Pertes d’emploi: comment le gouvernement peut intervenir efficacement

La délocalisation de Sico entraînera une perte de 150 emplois, rappelle l'auteur.
Photo: Jacques Nadeau Le Devoir La délocalisation de Sico entraînera une perte de 150 emplois, rappelle l'auteur.

Malgré les chiffres reluisants sur l’emploi, plusieurs mauvaises nouvelles sont venues assombrir ce tableau au cours des dernières semaines : 2500 pertes d’emploi chez Bombardier, 200 personnes touchées par la fermeture de neuf magasins Rona dont seulement 60 perdraient leur emploi et délocalisation de Sico qui entraînera une perte de 150 emplois.

Lorsque ces nouvelles sont annoncées par les médias, beaucoup de citoyens reprochent souvent aux dirigeants de ces entreprises de mettre des pères et des mères de famille à la porte de façon un peu cavalière et croient par la même occasion qu’une intervention de l’État québécois permettrait d’éviter ces « abus ».

Qu’en est-il en réalité et que peut faire concrètement le gouvernement Legault ?

Commençons par régler la question des subventions aux entreprises. Les programmes gouvernementaux sont là pour de bon, car plusieurs facteurs plaident pour leur maintien : la compétition des autres juridictions, la capacité de prise de risque du gouvernement par rapport à d’autres bailleurs de fonds, la structure de notre économie composée essentiellement de PME à fort potentiel de croissance, etc.

À mon avis, il y a simplement lieu de réviser périodiquement ces programmes afin de s’assurer qu’ils répondent toujours aux objectifs préalablement établis. La Commission de révision permanente des programmes, dont les travaux se sont échelonnés du 11 juin 2014 au 31 août 2015, visait justement cet objectif. Toutefois, il est difficile de savoir à ce jour quel est le résultat tangible de cet exercice. Combien de programmes ont été révisés ? Combien d’économies ont été générées et réinjectées dans quels autres programmes ?
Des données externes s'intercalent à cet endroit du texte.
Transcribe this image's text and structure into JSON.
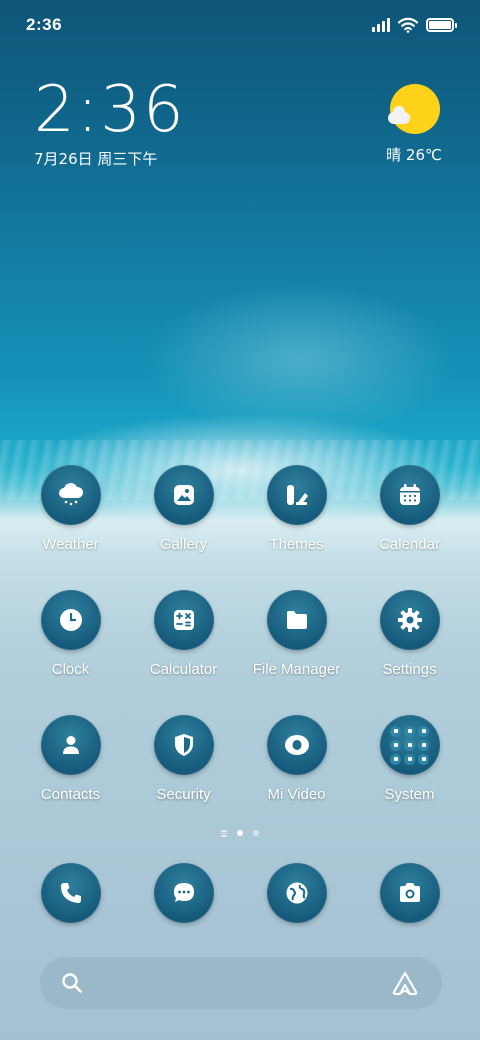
{
  "status_bar": {
    "time": "2:36",
    "battery_level": 1.0,
    "signal_bars": 4
  },
  "clock_widget": {
    "time": "2:36",
    "date": "7月26日 周三下午"
  },
  "weather_widget": {
    "condition_icon": "sun-with-cloud-icon",
    "text": "晴 26℃"
  },
  "apps": [
    {
      "label": "Weather",
      "icon": "weather-cloud-icon"
    },
    {
      "label": "Gallery",
      "icon": "gallery-icon"
    },
    {
      "label": "Themes",
      "icon": "themes-icon"
    },
    {
      "label": "Calendar",
      "icon": "calendar-icon"
    },
    {
      "label": "Clock",
      "icon": "clock-icon"
    },
    {
      "label": "Calculator",
      "icon": "calculator-icon"
    },
    {
      "label": "File Manager",
      "icon": "folder-icon"
    },
    {
      "label": "Settings",
      "icon": "gear-icon"
    },
    {
      "label": "Contacts",
      "icon": "contacts-icon"
    },
    {
      "label": "Security",
      "icon": "shield-icon"
    },
    {
      "label": "Mi Video",
      "icon": "video-icon"
    },
    {
      "label": "System",
      "icon": "folder-grid-icon"
    }
  ],
  "page_indicator": {
    "pages": 2,
    "active_page": 1
  },
  "dock": [
    {
      "icon": "phone-icon"
    },
    {
      "icon": "messages-icon"
    },
    {
      "icon": "browser-globe-icon"
    },
    {
      "icon": "camera-icon"
    }
  ],
  "search_bar": {
    "left_icon": "search-icon",
    "right_icon": "app-vault-icon"
  },
  "colors": {
    "icon_background": "#1b6584",
    "sun": "#ffd21a"
  }
}
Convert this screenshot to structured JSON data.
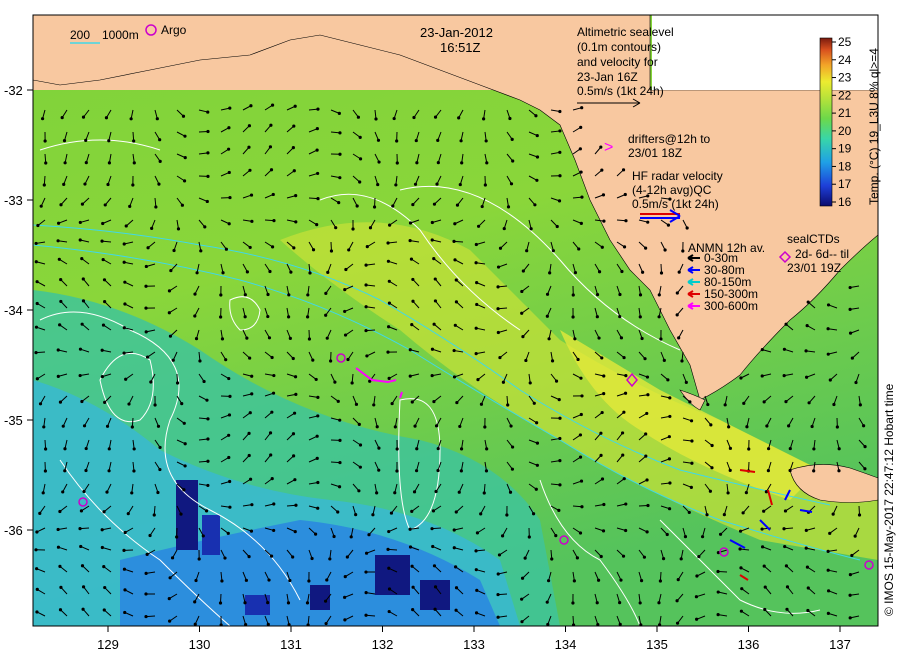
{
  "map": {
    "date": "23-Jan-2012",
    "time": "16:51Z",
    "lon_ticks": [
      "129",
      "130",
      "131",
      "132",
      "133",
      "134",
      "135",
      "136",
      "137"
    ],
    "lat_ticks": [
      "-32",
      "-33",
      "-34",
      "-35",
      "-36"
    ],
    "bathy_legend": {
      "a": "200",
      "b": "1000m"
    },
    "argo_label": "Argo",
    "altimetry": {
      "lines": [
        "Altimetric sealevel",
        "(0.1m contours)",
        "and velocity for",
        "23-Jan 16Z",
        "0.5m/s (1kt 24h)"
      ]
    },
    "drifters": {
      "lines": [
        "drifters@12h to",
        "23/01 18Z"
      ]
    },
    "hf_radar": {
      "lines": [
        "HF radar velocity",
        "(4-12h avg)QC",
        "0.5m/s (1kt 24h)"
      ]
    },
    "anmn": {
      "title": "ANMN 12h av.",
      "items": [
        {
          "label": "0-30m",
          "color": "#000000"
        },
        {
          "label": "30-80m",
          "color": "#0000ff"
        },
        {
          "label": "80-150m",
          "color": "#00cccc"
        },
        {
          "label": "150-300m",
          "color": "#dd0000"
        },
        {
          "label": "300-600m",
          "color": "#ff00ff"
        }
      ]
    },
    "seal": {
      "lines": [
        "sealCTDs",
        "2d- 6d-- til",
        "23/01 19Z"
      ]
    },
    "colorbar": {
      "title": "Temp. (°C) 19_L3U 8% ql>=4",
      "ticks": [
        "16",
        "17",
        "18",
        "19",
        "20",
        "21",
        "22",
        "23",
        "24",
        "25"
      ]
    },
    "credit": "© IMOS 15-May-2017 22:47:12 Hobart time"
  }
}
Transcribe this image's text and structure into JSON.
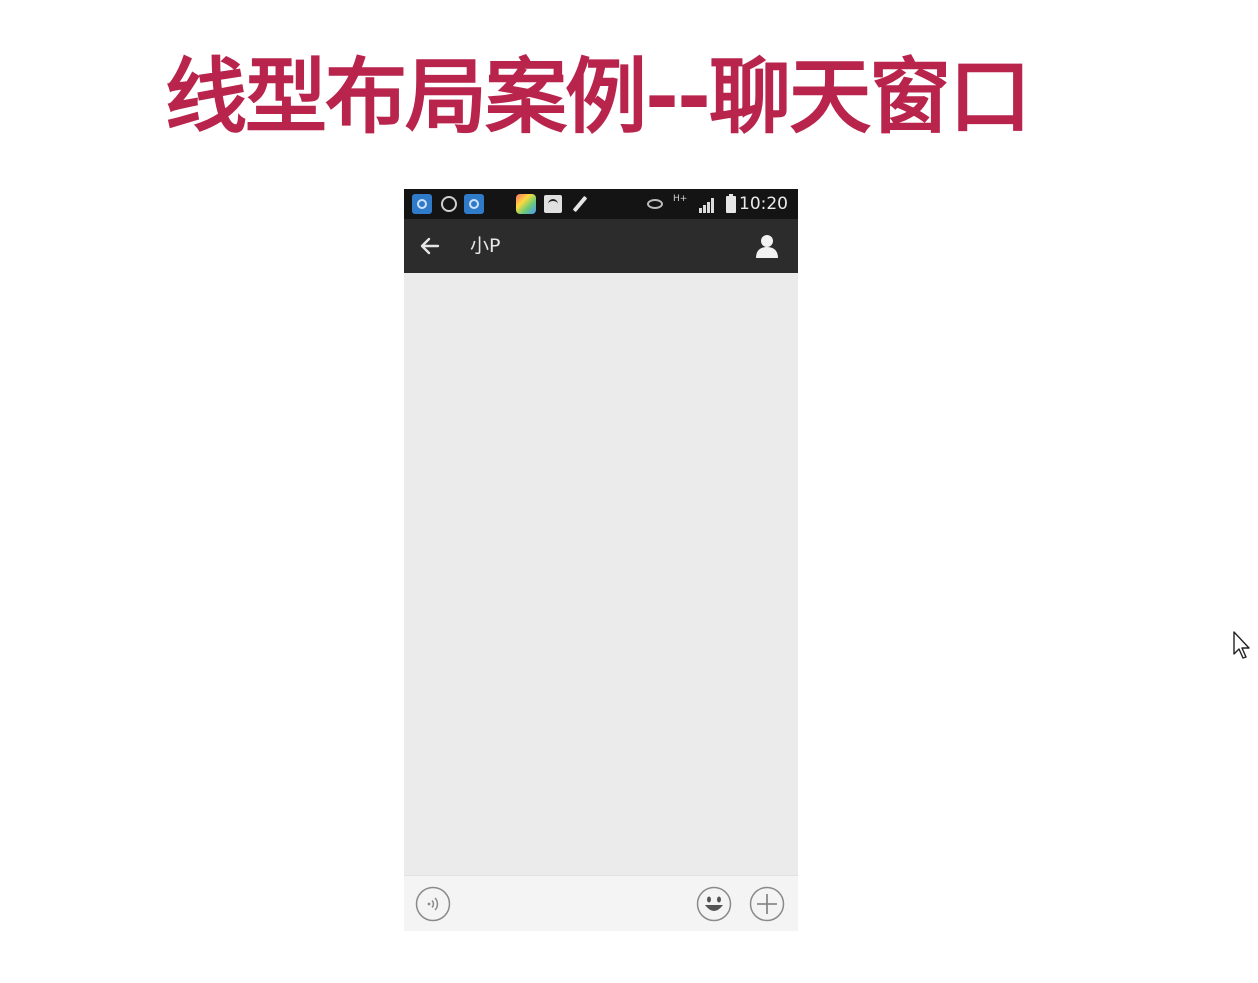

Revenons sur la question de l’intervention de l’État en cas de suppression d’emplois. Le gouvernement dit qu’il ira de l’avant avec sa promesse faite en campagne électorale de revoir le mandat d’Investissement Québec (IQ) en ce qui a trait notamment au maintien de sièges sociaux au Québec. L’équation semble simple : si on garde les sièges sociaux au Québec, il sera plus difficile de supprimer des postes comme le font les entreprises sous contrôle d’intérêts étrangers. Est-ce exact ? Pas nécessairement, et Bombardier en est un bon exemple !

Disons que ce changement chez IQ constitue certainement une condition nécessaire, mais non suffisante, pour limiter les pertes d’emploi. Donc, modifier le mandat d’Investissement Québec serait souhaitable, mais le gouvernement devra aller plus loin pour obtenir les effets escomptés.

D’une part, les aides gouvernementales devraient respecter minimalement deux conditions : des critères spécifiques d’admissibilité et des garanties crédibles exigées de ceux qui les obtiennent. En cas de non-respect des engagements par l’entreprise, le gouvernement aurait les moyens de récupérer facilement son investissement.

D’autre part, l’expertise des conseillers en développement économique qui se retrouvent dans les 17 régions du Québec devrait être mise à contribution pour intervenir en amont des fermetures et autres délocalisations. En ayant chacun un portefeuille d’entreprises à suivre, ceux-ci seraient à même de déceler d’éventuelles difficultés et d’intervenir avant que la situation ne s’aggrave. Cette intervention pourrait d’ailleurs se faire avec IQ, mais aussi avec d’autres bailleurs de fonds privés. L’objectif est d’avoir une liste confidentielle et à jour d’entreprises à risque de fermeture ou de délocalisation.

Finalement, le maintien des sièges sociaux n’aura l’effet qu’on souhaite que si des mesures complémentaires touchant la main-d’oeuvre et la productivité sont aussi adoptées. Bref, il faut investir massivement dans la formation et l’automatisation. C’est de cette façon que nos entreprises feront face à la pression du marché, qu’elles soient locales ou des filiales de multinationales.